Api Melalap Permukiman Padat di Kemayoran, Ratusan Warga Terpaksa Mengungsi
Jakarta – Sebuah insiden kebakaran dahsyat melanda kawasan permukiman padat di belakang Pasar Jiung, tepatnya di RT 002/RW 04, Kelurahan Kebon Kosong, Kecamatan Kemayoran, Jakarta Pusat, pada Senin malam (1/6/2026). Peristiwa ini tidak hanya menghanguskan ratusan bangunan semi permanen, tetapi juga menyebabkan tiga warga mengalami luka-luka dan memaksa ratusan lainnya untuk meninggalkan rumah mereka demi keselamatan.
Api dilaporkan mulai berkobar sekitar pukul 21.10 WIB. Berdasarkan keterangan awal, si jago merah diduga pertama kali mengamuk dari dua rumah warga sebelum dengan cepat menjalar ke bangunan-bangunan lain di sekitarnya. Kondisi permukiman yang berdempetan dan material bangunan yang mudah terbakar memperparah penyebaran api, mengubah kawasan tersebut menjadi lautan api dalam waktu singkat.
Respons Cepat Petugas Gabungan
Menerima laporan mengenai kebakaran tersebut, tim gabungan yang terdiri dari personel kepolisian dan petugas pemadam kebakaran segera dikerahkan ke lokasi kejadian. Kombes Pol Reynold E. P Hutagalung, Kapolres Metro Jakarta Pusat, menyatakan bahwa pihaknya langsung bergerak cepat begitu menerima informasi.
“Kami menerima laporan kebakaran di kawasan Kebon Kosong Kemayoran pada malam hari dan langsung mengerahkan personel gabungan bersama petugas damkar ke lokasi untuk melakukan penanganan,” ungkap Kombes Pol Reynold dalam keterangannya pada Selasa (2/6/2026).
Upaya pemadaman api melibatkan puluhan unit mobil pemadam kebakaran. Sebanyak lebih dari 25 unit mobil damkar diterjunkan untuk memadamkan api dan melakukan pendinginan di area yang terbakar. Selain itu, sekitar 200 personel dikerahkan untuk membantu proses penanganan, termasuk evakuasi barang-barang milik warga serta memastikan keamanan dan kelancaran operasi pemadaman.
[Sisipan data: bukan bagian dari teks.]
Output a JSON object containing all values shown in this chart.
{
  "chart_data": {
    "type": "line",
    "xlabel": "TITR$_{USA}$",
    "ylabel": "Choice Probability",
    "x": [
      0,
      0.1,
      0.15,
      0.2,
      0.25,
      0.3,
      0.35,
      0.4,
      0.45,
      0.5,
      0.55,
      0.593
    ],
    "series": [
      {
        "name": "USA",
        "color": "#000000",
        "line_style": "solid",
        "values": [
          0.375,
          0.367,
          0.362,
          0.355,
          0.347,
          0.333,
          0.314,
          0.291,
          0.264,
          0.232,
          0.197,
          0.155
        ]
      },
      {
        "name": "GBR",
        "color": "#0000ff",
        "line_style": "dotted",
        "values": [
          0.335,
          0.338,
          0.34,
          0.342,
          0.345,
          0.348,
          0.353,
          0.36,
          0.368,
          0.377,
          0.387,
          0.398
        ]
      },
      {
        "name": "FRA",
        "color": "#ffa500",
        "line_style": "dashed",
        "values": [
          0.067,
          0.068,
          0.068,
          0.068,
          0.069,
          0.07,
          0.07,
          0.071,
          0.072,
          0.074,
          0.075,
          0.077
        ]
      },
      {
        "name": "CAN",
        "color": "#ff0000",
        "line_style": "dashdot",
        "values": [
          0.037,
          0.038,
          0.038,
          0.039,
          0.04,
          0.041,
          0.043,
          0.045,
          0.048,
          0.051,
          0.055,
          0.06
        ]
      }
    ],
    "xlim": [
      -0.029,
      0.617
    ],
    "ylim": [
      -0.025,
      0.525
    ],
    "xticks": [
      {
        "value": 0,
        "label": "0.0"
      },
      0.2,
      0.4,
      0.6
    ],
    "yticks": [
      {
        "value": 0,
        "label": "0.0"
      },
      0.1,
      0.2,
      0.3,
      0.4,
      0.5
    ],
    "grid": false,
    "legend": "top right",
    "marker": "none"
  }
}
Korban Luka dan Perawatan Medis
Dalam peristiwa nahas ini, tiga warga dilaporkan mengalami luka-luka. Dua di antaranya, yang diidentifikasi bernama Puput dan Dika, segera mendapatkan perawatan medis di RS Hermina Kemayoran. Sementara itu, satu korban lainnya, Suparno, dirujuk ke Rumah Sakit Cipto Mangunkusumo (RSCM) untuk mendapatkan penanganan lebih lanjut akibat luka yang dialaminya.
Dampak Luas Kebakaran
Dampak dari kebakaran ini sangat signifikan. Data sementara mencatat bahwa sekitar 250 bangunan semi permanen ludes dilalap api. Ribuan warga harus kehilangan tempat tinggal mereka akibat peristiwa ini. Tercatat sebanyak 300 kepala keluarga, yang diperkirakan terdiri dari kurang lebih 500 jiwa, terdampak langsung oleh kebakaran tersebut dan terpaksa mengungsi.
Menyadari kebutuhan mendesak para pengungsi, aparat keamanan bersama instansi terkait sigap mendirikan tenda-tenda pengungsian. Fasilitas pendukung seperti dapur umum juga segera disiapkan untuk memenuhi kebutuhan pangan para warga yang kehilangan rumah.
Penyebab Masih dalam Penyelidikan
Hingga saat ini, penyebab pasti dari kebakaran yang menghanguskan permukiman di Kemayoran tersebut masih dalam tahap penyelidikan oleh pihak berwenang. Meskipun demikian, dugaan awal mengarah pada korsleting listrik sebagai pemicu utama kebakaran. Tim investigasi terus bekerja untuk mengumpulkan bukti dan keterangan guna mengungkap akar permasalahan yang menyebabkan tragedi ini.
Kebakaran di permukiman padat seperti di Kemayoran ini kembali menyoroti pentingnya kesadaran akan keselamatan kebakaran, baik bagi individu maupun komunitas, serta perlunya penataan permukiman yang lebih baik untuk meminimalkan risiko bencana serupa di masa depan.